La réalité : Qui parle de prise d’intérêts ? Au Mitard !

Faire de la Politique, en étant dans le Gouvernement peut servir pour braver les Interdits ?

Dupond-Moretti, Darmanin, Lecornu… la longue liste des ministres en exercice visés par la justice.

Selon certains échos la liste, serait loin de se réduire à une peau de chagrin, loin de là il s’avérerait que des pélerines promulguent « Certains paradis fiscaux » ?

Le plus évident dans le cadre et la vision de l’opposition : Il n’y a pas de vaccins Français ? Normal « Sanofi » aurait été exclu, puisqu’il aurait permit à Macron de rentrer chez Rothschild, juste retour ? Sanofi & USA : rappelons que le président de Sanofi, Serge Weinberg est l’un des patrons les plus proches d’Emmanuel Macron, conseiller du soir depuis 2017, et qui lui a permis d’entrer chez Rothschild en 2008 alors qu’il en était administrateur à l’époque.

Sanofi qui gave ses actionnaires (près de 4Mds€ de dividendes cette année, +31,5% du bénéfice/action en 10 ans) et continue de quémander de l’argent public « pour la recherche »…Ils ne sont pas corrompus, ils sont la corruption… La formule de J. Branco est tellement juste !

Qui a dit qu’ils ne sont pas ensemble ? https://www.youtube.com/watch?v=zR-72a7fvus !

C’est n’est plus un a priori, mais une évidence, l’invité de BFMTV a sorti la même réplique à Bourdin.
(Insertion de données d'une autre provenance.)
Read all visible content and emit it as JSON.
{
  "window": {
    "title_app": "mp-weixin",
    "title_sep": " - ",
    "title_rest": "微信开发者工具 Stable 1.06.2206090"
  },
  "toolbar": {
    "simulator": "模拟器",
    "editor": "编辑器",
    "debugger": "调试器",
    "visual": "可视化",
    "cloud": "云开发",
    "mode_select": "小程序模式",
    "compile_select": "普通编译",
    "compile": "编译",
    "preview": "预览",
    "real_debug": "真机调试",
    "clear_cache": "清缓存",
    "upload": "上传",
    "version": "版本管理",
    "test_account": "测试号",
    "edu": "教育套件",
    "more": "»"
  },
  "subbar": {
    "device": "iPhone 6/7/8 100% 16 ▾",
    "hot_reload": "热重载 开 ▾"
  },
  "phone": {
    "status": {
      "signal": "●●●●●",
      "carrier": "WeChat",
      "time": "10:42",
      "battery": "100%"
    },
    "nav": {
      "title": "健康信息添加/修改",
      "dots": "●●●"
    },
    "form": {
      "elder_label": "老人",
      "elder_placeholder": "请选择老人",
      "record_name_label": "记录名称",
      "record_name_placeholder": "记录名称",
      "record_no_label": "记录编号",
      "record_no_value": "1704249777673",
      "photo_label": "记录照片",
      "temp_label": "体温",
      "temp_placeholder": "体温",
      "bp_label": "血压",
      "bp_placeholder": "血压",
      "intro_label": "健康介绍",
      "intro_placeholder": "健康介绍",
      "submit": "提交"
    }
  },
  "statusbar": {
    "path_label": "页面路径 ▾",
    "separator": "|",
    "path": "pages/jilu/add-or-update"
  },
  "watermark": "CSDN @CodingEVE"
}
A l’image des cinq ministres soupçonnés « de prise d’intérêts »   dont le Garde des Sceaux, l’enquête part ou pas ? Le Panda

Eric Dupond-Moretti et Sébastien Lecornu sont désormais dans le collimateur pour soupçons de « prise illégale d’intérêts ».

Parcourant ce que certains médias nomment des « coups d’éclats » la majorité resteront « Lettre morte » Il n’empêche qu’ils occupent l’arrière-scène qui pour certains font en une mandature le fruit de plus d’un demi-siècle de travail de base ; il semble évident que tout le monde ne peut en prétendre autant en si peu de temps.

A présent sauf ceux de l’ombre sont au nombre de cinq : le garde des Sceaux Eric Dupond-Moretti et le ministre des Outre-mer Sébastien Lecornu sont devenus les quatrième et cinquième ministre de l’actuel gouvernement à être visés par la justice.

Une liste qui n’en finit pas de s’allonger : tentons de récapituler.

  • Eric Dupond-Moretti, soupçonné de « prise illégale d’intérêts »

Une information judiciaire visant le garde des Sceaux Eric Dupond-Moretti pour des soupçons de « prise illégale d’intérêts » liés à ses anciennes fonctions d’avocat a été ouverte ce mercredi 13 janvier à la Cour de justice de la République (CJR).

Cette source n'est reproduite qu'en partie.